Présidentielle en Guinée : le vote annulé en Egypte crée la désillusion

La Guinée d’Alpha Condé a voté ce 18 octobre pour élire le nouveau président des six prochaines années. Pendant qu’à Conakry, les bureaux de votes sont pris d’assaut, un autre combat se menait en Egypte pour certains Guinéens. Loin de leur pays, ils ont nourrit jusqu’à la dernière minute, la volonté de participer à ce scrutin historique.


Environ 4 000 Guinéens vivent en terre égyptienne, mais seulement 1770 devaient voter pour élire leur prochain président. A 4637 km de Conakry, le match n’est pas du tout facile à jouer. Des questions déterminantes sont évoquées depuis plus d’un mois avant le jour J. On a pris l’habitude des phrases dilemmatiques comme : « est-ce que je voterai Cellou Dalein Diallo, lui qui a trahit l’opposition ? » ou encore « et si je faisais un bulletin nul ? ».

A ces deux questions, vient s’ajouter une autre : « et si on votait tous pour battre Alpha Condé ? ». Cette dernière a rapidement gagné les esprits. Et ce, grâce à la mobilisation de la branche égyptienne du Front National de Défense de la Constitution (FNDC). Le mouvement FNDC existe bel et bien en Egypte. Il est organisé et « il continue son combat », martèle Abdallah Sow, son coordonnateur fédéral au Caire.

Mais personne n’aura la chance de mettre en jeu sa carte d’électeur reçue à la sueur du front. Car l’élection n’aura tout simplement pas lieu. Et pour les votants, c’est toute une chance de marquer d’un poids décisif, ce moment particulier, qui est annihilée.

La désillusion des votants, pourtant prêts

A l’aube de ce 18 octobre 2020, jour de vote, l’ambassade de la Guinée en Egypte, est vide. On y croise que des fonctionnaires esquivant pour la plupart les questions de journalistes. A l’accueil, les voix balbutient et tentent de dissuader à défaut de pouvoir convaincre.

Les votants, eux, ne se sont même pas donnés de peine. Ils sont restés chez eux, même si leurs noms sont affichés le long des murs dans l’enceinte de l’ambassade. Le scrutin est annulé et la nouvelle a fulminé tôt. « Depuis plusieurs jours, on a donné l’information qu’il n’y aura pas de vote ici en Egypte. Les gens sont bel et bien informés », nous explique Kandé Daouda, l’agent administratif en charge de la communication ce jour là.

Pourtant, vers 11h, on peut lire le désarroi sur le visage des rares Guinéens venus remplir leur devoir civique. « Comment ça, il n’y a pas élection ? on ne m’avait pas informé de cette décision. Et j’ai pris une autorisation spécialement au boulot pour ce vote », s’étonne Ali [nom changé].

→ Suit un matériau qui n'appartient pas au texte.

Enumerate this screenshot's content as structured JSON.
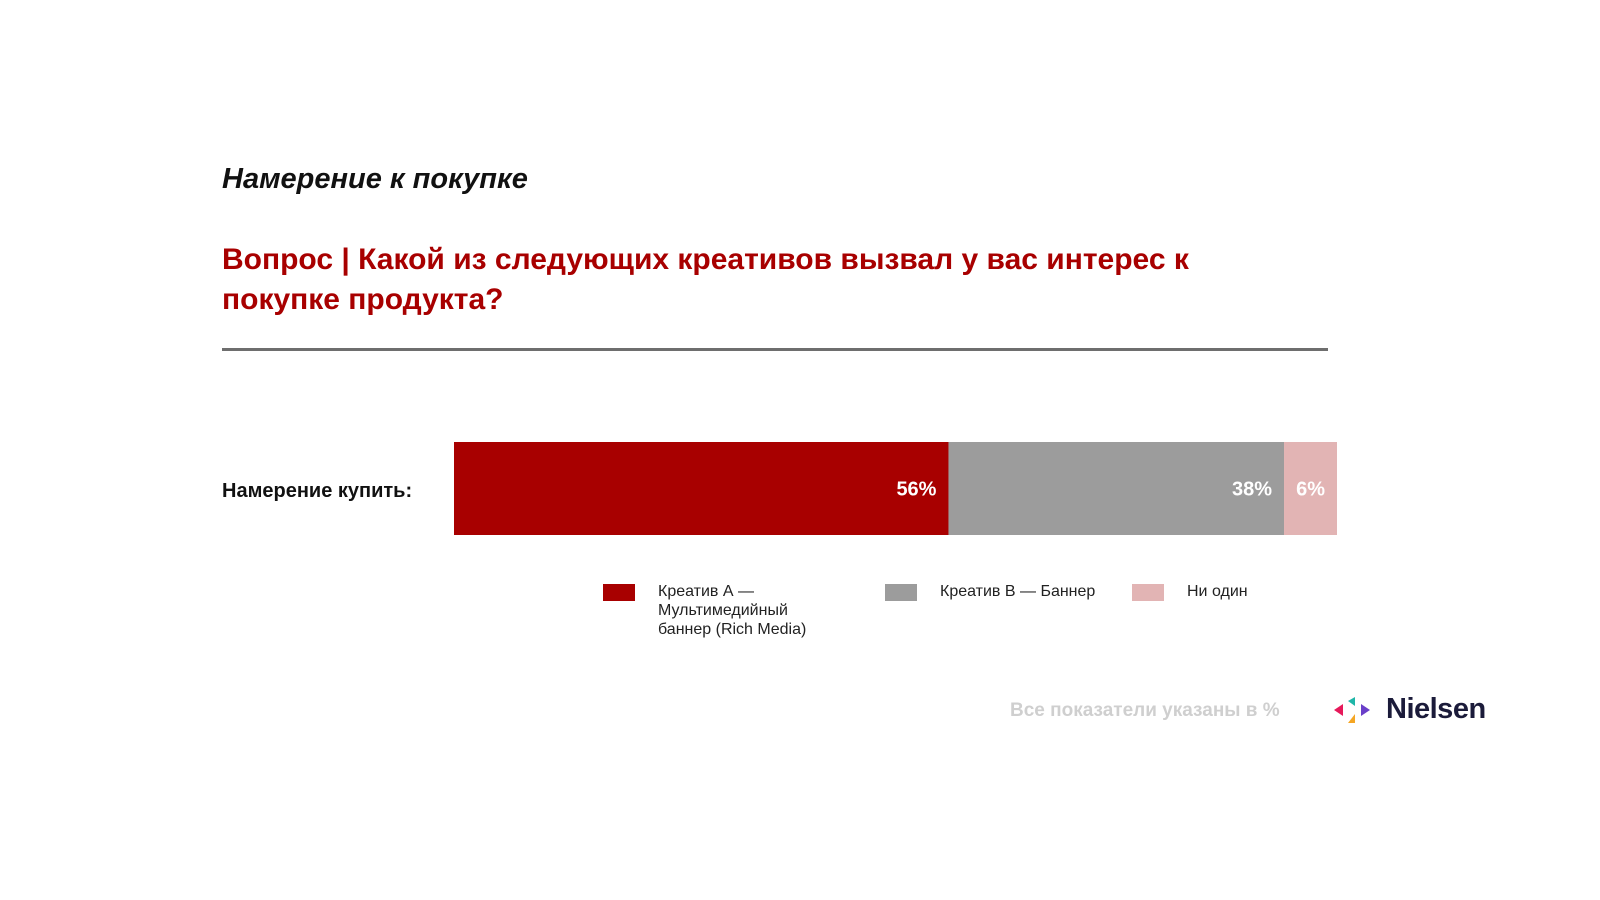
{
  "header": {
    "kicker": "Намерение к покупке",
    "question": "Вопрос | Какой из следующих креативов вызвал у вас интерес к покупке продукта?"
  },
  "chart_data": {
    "type": "bar",
    "orientation": "horizontal",
    "stacked": true,
    "categories": [
      "Намерение купить:"
    ],
    "series": [
      {
        "name": "Креатив А — Мультимедийный баннер (Rich Media)",
        "values": [
          56
        ],
        "label": "56%",
        "color": "#a80000"
      },
      {
        "name": "Креатив В — Баннер",
        "values": [
          38
        ],
        "label": "38%",
        "color": "#9c9c9c"
      },
      {
        "name": "Ни один",
        "values": [
          6
        ],
        "label": "6%",
        "color": "#e2b4b4"
      }
    ],
    "xlim": [
      0,
      100
    ],
    "legend_position": "bottom",
    "grid": false
  },
  "footnote": "Все показатели указаны в %",
  "brand": {
    "name": "Nielsen",
    "icon": "nielsen-logo-icon"
  }
}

Comme, ce Guinéen de 41 ans, d’autres sont pris au même piège. Cartes d’électeurs en main, ils se sont faufilés dans les locaux, à la recherche des raisons de cette grosse surprise. Tel un marathonien qui a manqué le départ d’une course, Fatigua n’a pas pu rattraper la juste information. Après près de 25 min de va-et-vient, cet étudiant de 23 ans sort d’un des bureaux de l’ambassade, désolé : « on m’a juste dit que ça n’aura pas lieu. Et rien d’autre ».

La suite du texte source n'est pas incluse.